Could Global Warming Be Halted by Controlling the Weather?

The Wall Stree Journal | April 25, 2007
By Wendy Pollack

Frustrated with the limits of public policy to tackle global warming, some scientists say the time has come to engineer a way to control the weather. The idea might seem appealing, says a science scholar, but it could have potentially harmful ramifications. 

Climate engineering has become a popular topic among a group of scientists who are skeptical of the potential other environmental remedies, from carbon taxes to alternative energy, James R. Fleming, a professor of science, technology and society at Colby College, writes in the Wilson Quarterly’s spring issue. But the potential fixes being discussed reflect an overconfidence in technology, Mr. Fleming says, as well as an ignorance of the history of failed efforts to control the weather.

One idea put forth by a physicist involved in climate-control discussions would involve bombarding the Arctic stratosphere with specially engineered particles to deflect the sun’s rays, thereby lowering temperatures. Alternatively, a fleet of crop-dusting airplanes could deliver the particles by flying continuously around the Arctic Circle. An astronomer suggested placing a huge fleet of mirrors in orbit to divert solar radiation. Some of these ideas, says Mr. Fleming, are reminiscent of the optimism that framed the first attempts at climate control, which date to the 19th century. In the 1940s, scientists developed cloud-seeding to produce rainfall, a technique that was later adopted by the U.S. military during the Vietnam War to hinder enemy troops movements.

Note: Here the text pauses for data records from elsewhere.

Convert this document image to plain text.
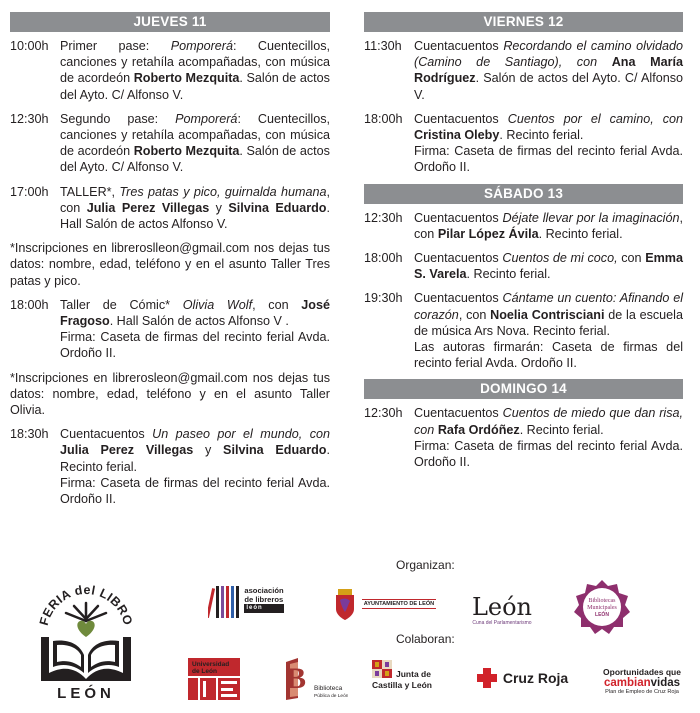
JUEVES 11
10:00h Primer pase: Pomporerá: Cuentecillos, canciones y retahíla acompañadas, con música de acordeón Roberto Mezquita. Salón de actos del Ayto. C/ Alfonso V.
12:30h Segundo pase: Pomporerá: Cuentecillos, canciones y retahíla acompañadas, con música de acordeón Roberto Mezquita. Salón de actos del Ayto. C/ Alfonso V.
17:00h TALLER*, Tres patas y pico, guirnalda humana, con Julia Perez Villegas y Silvina Eduardo. Hall Salón de actos Alfonso V.
*Inscripciones en libreroslleon@gmail.com nos dejas tus datos: nombre, edad, teléfono y en el asunto Taller Tres patas y pico.
18:00h Taller de Cómic* Olivia Wolf, con José Fragoso. Hall Salón de actos Alfonso V .
Firma: Caseta de firmas del recinto ferial Avda. Ordoño II.
*Inscripciones en librerosleon@gmail.com nos dejas tus datos: nombre, edad, teléfono y en el asunto Taller Olivia.
18:30h Cuentacuentos Un paseo por el mundo, con Julia Perez Villegas y Silvina Eduardo. Recinto ferial.
Firma: Caseta de firmas del recinto ferial Avda. Ordoño II.
VIERNES 12
11:30h Cuentacuentos Recordando el camino olvidado (Camino de Santiago), con Ana María Rodríguez. Salón de actos del Ayto. C/ Alfonso V.
18:00h Cuentacuentos Cuentos por el camino, con Cristina Oleby. Recinto ferial.
Firma: Caseta de firmas del recinto ferial Avda. Ordoño II.
SÁBADO 13
12:30h Cuentacuentos Déjate llevar por la imaginación, con Pilar López Ávila. Recinto ferial.
18:00h Cuentacuentos Cuentos de mi coco, con Emma S. Varela. Recinto ferial.
19:30h Cuentacuentos Cántame un cuento: Afinando el corazón, con Noelia Contrisciani de la escuela de música Ars Nova. Recinto ferial.
Las autoras firmarán: Caseta de firmas del recinto ferial Avda. Ordoño II.
DOMINGO 14
12:30h Cuentacuentos Cuentos de miedo que dan risa, con Rafa Ordóñez. Recinto ferial.
Firma: Caseta de firmas del recinto ferial Avda. Ordoño II.
Organizan:
Colaboran:
FERIA del LIBRO
LEÓN
asociación
de libreros
león
AYUNTAMIENTO DE LEÓN León
Cuna del Parlamentarismo
Bibliotecas
Municipales
LEÓN
Universidad
de León B Biblioteca
Pública de León
Junta de
Castilla y León	Cruz Roja	Oportunidades que
cambianvidas
Plan de Empleo de Cruz Roja
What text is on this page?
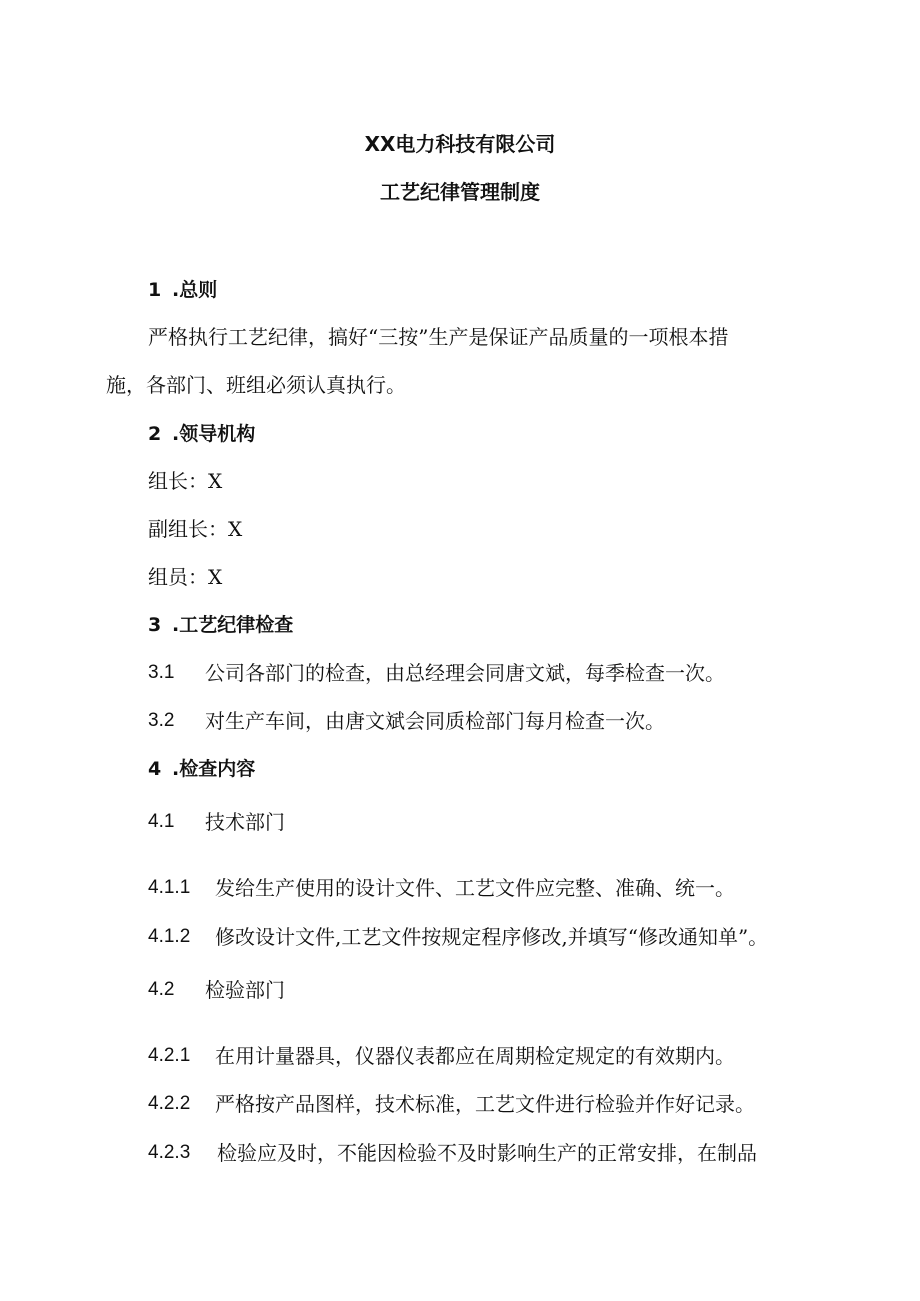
XX电力科技有限公司
工艺纪律管理制度
1 .总则
严格执行工艺纪律，搞好“三按”生产是保证产品质量的一项根本措
施，各部门、班组必须认真执行。
2 .领导机构
组长：X
副组长：X
组员：X
3 .工艺纪律检查
3.1 公司各部门的检查，由总经理会同唐文斌，每季检查一次。
3.2 对生产车间，由唐文斌会同质检部门每月检查一次。
4 .检查内容
4.1 技术部门
4.1.1 发给生产使用的设计文件、工艺文件应完整、准确、统一。
4.1.2 修改设计文件,工艺文件按规定程序修改,并填写“修改通知单”。
4.2 检验部门
4.2.1 在用计量器具，仪器仪表都应在周期检定规定的有效期内。
4.2.2 严格按产品图样，技术标准，工艺文件进行检验并作好记录。
4.2.3 检验应及时，不能因检验不及时影响生产的正常安排，在制品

The risk that modern climate controls would be similarly used for military purposes is one of the dangers of the latest batch of ideas, says Mr. Fleming. “It is virtually impossible to imagine governments resisting the temptation to explore military uses of any potentially climate-altering technology,” he says. What’s more, the climate system is so complex that it would be difficult to ever predict how such controls would affect nature. And which countries, Mr. Fleming wonders, could be trusted to equitably control weather in different parts of the world. In the face of a potential climate crisis, doing nothing or too little is “clearly wrong, but so is doing too much.”